The Pirates of Penzance

Gilbert and Sullivan’s opera about noble pirates has been an inspiration for many, including Tom Lehrer who famously wrote the Elements song that included a list of noble gases. Little did they know that on of these noble gases, Xenon would lead to a new imaging modality for the functional assessment of Idiopathic Pulmonary Fibrosis. In this issue of Thorax, Weatherley and colleagues ( page 500 ) describe a technique using Xenon to measures gas exchange in regions of fibrotic lung and how it changes over a year. It is able to detect changes in diffusion even when not possible through global assessments of gas transfer using the standard technic of DLco. Hopefully, we wont have to wait as long for Xenon to hit the mainstream as poor Mabel had to wait for the noble pirate Frederic.

Dracula the musical

Bram Stoker was famous for creating a monster that slept all day, would wake up at night stretch, and promote injury through extraction of blood. Not an obvious source of musical entertainment. IPF is a monstrous disease and stretching of the lung is a proposed mechanism of fibrosis, although how blood products contribute is less clear. In this issue of Thorax, Shimbori and colleagues ( page 455 ) describe how plasma tryptase derived from mast cells that have degranulated in response to mechanical stress may promote fibrosis through activation of TGFb. Maybe, the mast cell stabiliser cromoglycate would be a more be a better way to treat vampires as wooden stakes or silver bullets have as far as we are aware yet to be tested in a RCT.

‘Everything’s free in America’

Although the outcome of West Side Story, depicted from the 1961 film, is the tragic and untimely death of Tony, perhaps the current re-make being shot by Steven Spielberg will be more upbeat. Indeed, Jilles Fermont and colleagues may have got their direction for their systematic review and meta-analysis of biomarkers and clinical outcomes in COPD ( page 439 ) from the original film in order to find a way to avoid such tragic endings. The authors assessed the associations between physiological and performance measures, immune and inflammatory profiling and cardiovascular measures. Shorter 6MWD and elevated heart rate, fibrinogen, CRP and WCC were associated with higher risk of mortality. Shorter 6MWD and elevated fibrinogen and CRP were associated with exacerbation, and shorter 6MWD, higher heart rate, CRP and IL-6 were associated with hospitalisation. It is time to find re-write the script for both COPD and West Side Story to prevent such tragic endings.

Guys, Dolls

As morality battles with immorality at the Save-a-Soul Mission, the small-time gambler Nicely-Nicely Johnson rejoices in “Sit Down, You're Rockin' the Boat” and recalls a dream that encourages him and his fellow gamblers to repent. Although not necessarily “Rockin' the Boat”, Alicia Gayle and colleagues ( page 483 ) are definitely giving NHSE policy makers food for careful thought. The authors investigated causes of death for patients with chronic respiratory disease in England over a 10 year period. Using linked primary care and mortality data the authors found that chronic respiratory disease mortality was 54% higher than the general population with respiratory-related mortality constant over 10 years, while cardiovascular-related mortality decreased over the same time period.
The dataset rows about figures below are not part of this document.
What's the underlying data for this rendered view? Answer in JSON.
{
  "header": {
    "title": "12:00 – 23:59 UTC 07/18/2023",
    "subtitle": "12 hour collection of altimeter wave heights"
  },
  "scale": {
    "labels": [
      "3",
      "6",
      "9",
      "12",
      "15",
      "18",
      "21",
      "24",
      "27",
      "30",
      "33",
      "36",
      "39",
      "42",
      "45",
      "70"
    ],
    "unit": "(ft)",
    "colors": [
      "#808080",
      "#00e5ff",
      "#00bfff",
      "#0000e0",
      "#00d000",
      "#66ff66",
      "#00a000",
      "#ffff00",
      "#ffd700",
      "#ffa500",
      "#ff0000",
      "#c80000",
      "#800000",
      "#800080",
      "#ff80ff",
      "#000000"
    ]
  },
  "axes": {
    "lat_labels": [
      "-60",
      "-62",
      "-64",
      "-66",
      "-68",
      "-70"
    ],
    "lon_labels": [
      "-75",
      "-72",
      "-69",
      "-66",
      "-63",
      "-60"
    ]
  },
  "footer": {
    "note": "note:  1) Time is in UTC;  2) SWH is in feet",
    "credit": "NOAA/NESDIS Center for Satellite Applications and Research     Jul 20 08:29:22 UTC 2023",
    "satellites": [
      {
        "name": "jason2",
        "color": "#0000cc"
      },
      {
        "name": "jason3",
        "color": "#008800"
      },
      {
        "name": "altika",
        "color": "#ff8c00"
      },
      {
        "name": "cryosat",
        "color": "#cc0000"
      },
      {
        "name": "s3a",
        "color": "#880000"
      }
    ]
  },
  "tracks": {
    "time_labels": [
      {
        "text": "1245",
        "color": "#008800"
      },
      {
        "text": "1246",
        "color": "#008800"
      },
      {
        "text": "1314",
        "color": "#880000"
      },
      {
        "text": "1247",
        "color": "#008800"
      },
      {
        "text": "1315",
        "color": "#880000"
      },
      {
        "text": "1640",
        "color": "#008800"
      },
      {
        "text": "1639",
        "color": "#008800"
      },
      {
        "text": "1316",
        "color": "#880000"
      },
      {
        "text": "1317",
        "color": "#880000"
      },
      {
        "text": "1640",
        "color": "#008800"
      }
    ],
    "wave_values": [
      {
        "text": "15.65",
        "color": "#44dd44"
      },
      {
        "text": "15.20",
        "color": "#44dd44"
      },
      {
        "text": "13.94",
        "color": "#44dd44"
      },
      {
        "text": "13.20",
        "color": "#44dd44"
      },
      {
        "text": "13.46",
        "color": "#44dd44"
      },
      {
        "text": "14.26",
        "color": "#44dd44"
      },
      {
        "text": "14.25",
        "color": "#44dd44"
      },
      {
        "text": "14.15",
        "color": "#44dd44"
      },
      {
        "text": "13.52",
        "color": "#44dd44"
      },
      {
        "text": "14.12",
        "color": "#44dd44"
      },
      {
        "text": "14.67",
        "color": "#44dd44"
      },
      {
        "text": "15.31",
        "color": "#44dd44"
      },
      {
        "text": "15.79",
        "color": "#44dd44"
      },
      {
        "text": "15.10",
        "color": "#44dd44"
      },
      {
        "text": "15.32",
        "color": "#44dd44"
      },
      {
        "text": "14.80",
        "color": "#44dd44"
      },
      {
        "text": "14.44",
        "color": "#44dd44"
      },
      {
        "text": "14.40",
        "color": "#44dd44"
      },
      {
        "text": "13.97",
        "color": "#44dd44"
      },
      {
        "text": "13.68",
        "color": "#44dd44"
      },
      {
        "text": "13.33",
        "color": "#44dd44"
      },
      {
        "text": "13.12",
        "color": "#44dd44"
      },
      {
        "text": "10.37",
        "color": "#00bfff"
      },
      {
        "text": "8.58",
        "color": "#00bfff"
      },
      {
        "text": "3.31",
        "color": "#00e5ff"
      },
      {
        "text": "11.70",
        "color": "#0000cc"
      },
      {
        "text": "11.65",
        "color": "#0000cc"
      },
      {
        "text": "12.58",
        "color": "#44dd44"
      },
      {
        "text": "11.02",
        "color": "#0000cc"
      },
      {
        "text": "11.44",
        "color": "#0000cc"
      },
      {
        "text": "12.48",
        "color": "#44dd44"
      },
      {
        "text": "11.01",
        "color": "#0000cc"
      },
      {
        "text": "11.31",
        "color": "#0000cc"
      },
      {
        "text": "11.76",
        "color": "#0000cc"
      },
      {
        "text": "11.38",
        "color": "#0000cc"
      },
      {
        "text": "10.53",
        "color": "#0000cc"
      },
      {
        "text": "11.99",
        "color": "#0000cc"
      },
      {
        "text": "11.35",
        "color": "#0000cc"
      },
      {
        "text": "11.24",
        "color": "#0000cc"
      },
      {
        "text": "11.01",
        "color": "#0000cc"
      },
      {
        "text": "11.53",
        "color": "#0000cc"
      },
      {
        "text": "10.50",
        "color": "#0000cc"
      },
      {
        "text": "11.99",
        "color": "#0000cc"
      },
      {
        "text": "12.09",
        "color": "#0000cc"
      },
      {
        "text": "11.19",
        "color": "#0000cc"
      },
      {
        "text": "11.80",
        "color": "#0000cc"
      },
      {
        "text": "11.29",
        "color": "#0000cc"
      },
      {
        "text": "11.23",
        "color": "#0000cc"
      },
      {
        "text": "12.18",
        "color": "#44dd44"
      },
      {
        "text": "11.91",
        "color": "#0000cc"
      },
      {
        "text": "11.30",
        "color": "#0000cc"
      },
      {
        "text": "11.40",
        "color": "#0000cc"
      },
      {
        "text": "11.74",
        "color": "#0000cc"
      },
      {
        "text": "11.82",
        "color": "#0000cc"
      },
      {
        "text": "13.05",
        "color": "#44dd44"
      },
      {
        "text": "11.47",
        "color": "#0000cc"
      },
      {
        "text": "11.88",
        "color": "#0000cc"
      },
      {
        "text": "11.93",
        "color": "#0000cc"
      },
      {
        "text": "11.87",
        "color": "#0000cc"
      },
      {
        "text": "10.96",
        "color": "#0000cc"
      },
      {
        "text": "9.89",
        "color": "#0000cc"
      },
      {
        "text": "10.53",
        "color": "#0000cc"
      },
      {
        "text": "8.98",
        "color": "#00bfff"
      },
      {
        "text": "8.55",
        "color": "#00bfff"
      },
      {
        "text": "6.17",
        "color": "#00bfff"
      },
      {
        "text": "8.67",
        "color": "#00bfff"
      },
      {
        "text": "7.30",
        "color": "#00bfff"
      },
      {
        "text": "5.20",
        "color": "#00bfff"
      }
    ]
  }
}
Not surprisingly, COPD accounted for the majority of respiratory-related deaths. Just as Nicely-Nicely Johnson modified his choices in life to improve his outcome, so must NHSE and NICE modify their choices to invest to improve the outcome of our patients with chronic respiratory disease.

Take my breath away…

“Top gun” has not yet been made into a musical. However, a future musical is bound to feature the song: “You take my breath away…” The same could be said for the lobulated mass in the left lower lobe shown here. See page 519 to test your diagnostic skills.